Louis_Ponce · July 3, 2024, 7:41am

Hi,
I am storing data inside a timeseries collection on a basic 3 node replica set.
The data is coming from a kafka topic at a low rate of 1000 messages / sec.
I have a Kafka - Mongo sink connector running this config:

{
  "name": "mongo-sink",
  "config" : {
    "connector.class": "com.mongodb.kafka.connect.MongoSinkConnector",
    "tasks.max": "1",
    "topics": "mytopic",
    "connection.uri": "mongodb://user:password@rs-1-1:27017,rs-1-2:27017,rs-1-3:27017/?replicaSet=rs-1&w=1&appName=mongosh+2.2.5", 
    "database": "mydb",
    "collection": "mycol",
    "key.converter": "org.apache.kafka.connect.storage.StringConverter",
    "value.converter": "org.apache.kafka.connect.json.JsonConverter",
    "value.converter.schemas.enable": "false",
    "document.id.strategy": "com.mongodb.kafka.connect.sink.processor.id.strategy.BsonOidStrategy",
    "document.id.strategy.overwrite.existing": "true",
    "writemodel.strategy": "com.mongodb.kafka.connect.sink.writemodel.strategy.InsertOneDefaultStrategy",
    "delete.on.null.values": "false",
    "timeseries.timefield": "_timestamp",
    "timeseries.metafield": "_metadata",
    "timeseries.timefield.auto.convert": true,
    "errors.tolerance":"all",
    "max.batch.size": "10000",
    "batch.size": "2000"
  }
}

I have tried a few different configurations (more tasks + smaller batches and less task with bigger batches). In every case i find myself in the next situation :

The ingestion rate is regular during a few minutes, and then start to go all over the place
The ingestion works in small spikes but can keep up with new data incoming into kafka, as suggested by the kafka consumer offset continuously falling behind the current topic offset.

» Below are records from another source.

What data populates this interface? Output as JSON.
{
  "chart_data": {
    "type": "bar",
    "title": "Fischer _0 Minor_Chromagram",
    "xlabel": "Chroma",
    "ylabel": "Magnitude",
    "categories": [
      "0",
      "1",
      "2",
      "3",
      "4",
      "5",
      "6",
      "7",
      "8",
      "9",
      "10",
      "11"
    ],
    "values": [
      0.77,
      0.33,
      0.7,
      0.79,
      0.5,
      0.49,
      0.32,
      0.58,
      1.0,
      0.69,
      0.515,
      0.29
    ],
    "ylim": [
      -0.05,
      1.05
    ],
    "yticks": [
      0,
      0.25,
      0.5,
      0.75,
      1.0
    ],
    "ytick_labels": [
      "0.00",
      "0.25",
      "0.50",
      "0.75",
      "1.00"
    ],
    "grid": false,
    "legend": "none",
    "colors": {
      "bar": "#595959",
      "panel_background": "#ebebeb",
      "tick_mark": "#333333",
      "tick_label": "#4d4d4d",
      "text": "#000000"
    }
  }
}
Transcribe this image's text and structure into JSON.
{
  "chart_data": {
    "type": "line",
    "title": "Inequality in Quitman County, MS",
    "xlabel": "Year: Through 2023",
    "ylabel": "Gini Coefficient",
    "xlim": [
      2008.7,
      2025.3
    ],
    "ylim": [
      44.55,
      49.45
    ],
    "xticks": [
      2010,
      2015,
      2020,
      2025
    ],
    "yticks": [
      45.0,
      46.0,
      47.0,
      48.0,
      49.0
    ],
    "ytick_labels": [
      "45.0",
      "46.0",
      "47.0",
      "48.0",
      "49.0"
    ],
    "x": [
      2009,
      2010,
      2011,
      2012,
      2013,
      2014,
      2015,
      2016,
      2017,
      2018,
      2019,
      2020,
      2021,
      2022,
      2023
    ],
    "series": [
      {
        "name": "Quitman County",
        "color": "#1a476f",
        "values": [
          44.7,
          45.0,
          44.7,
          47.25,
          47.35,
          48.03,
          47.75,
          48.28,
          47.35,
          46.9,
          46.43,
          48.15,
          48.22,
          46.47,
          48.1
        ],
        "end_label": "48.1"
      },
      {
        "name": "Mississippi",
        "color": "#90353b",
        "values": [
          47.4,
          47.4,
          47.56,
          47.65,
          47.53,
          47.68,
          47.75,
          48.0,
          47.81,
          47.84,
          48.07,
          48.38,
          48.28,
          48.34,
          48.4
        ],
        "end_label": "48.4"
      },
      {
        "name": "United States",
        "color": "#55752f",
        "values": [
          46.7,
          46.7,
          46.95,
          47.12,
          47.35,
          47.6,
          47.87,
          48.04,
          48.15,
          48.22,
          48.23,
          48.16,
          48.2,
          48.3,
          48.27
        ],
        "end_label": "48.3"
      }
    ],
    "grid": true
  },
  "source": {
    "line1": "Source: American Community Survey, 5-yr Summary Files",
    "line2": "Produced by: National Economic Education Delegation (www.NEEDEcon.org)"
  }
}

Here is a screenshot of my InfluxDB monitoring dashboard of mongoDB.

The graph is split into 3 parts :

No data is produced at first
Data start to be produce correctly with regular rates (middle part)
Data ingestion abruptly gets unstable. Write locks, commands, write latency, and CPU starts to go up or have an irregular profiles

more infos :

When the last part starts, the primary mongoDB instance uses 100% of a thread, suggesting a CPU bottleneck
The disk I/O is very low. no bottleneck here
RAM : 128Go, 48 CPU, mongoDB instances are docker containers with a limit of 30Go of RAM each
Indices are around 200 Mb

There are my multiple questions:

I understand that mongo has some kind of non-parallel + locking write mechanism. If true, is this supposed to have such an impact on this kind of work ?
Is mongoDB running background tasks (in general) that may lock the ingestion process during its work? If yes, how come they happen this abruptly?
Considering the low ingest rate (1000 mess/sec) is this normal? should i use a sharded cluster to have multi-threaded write?
other clues?

Thank you for your time. I can provide more info if needed.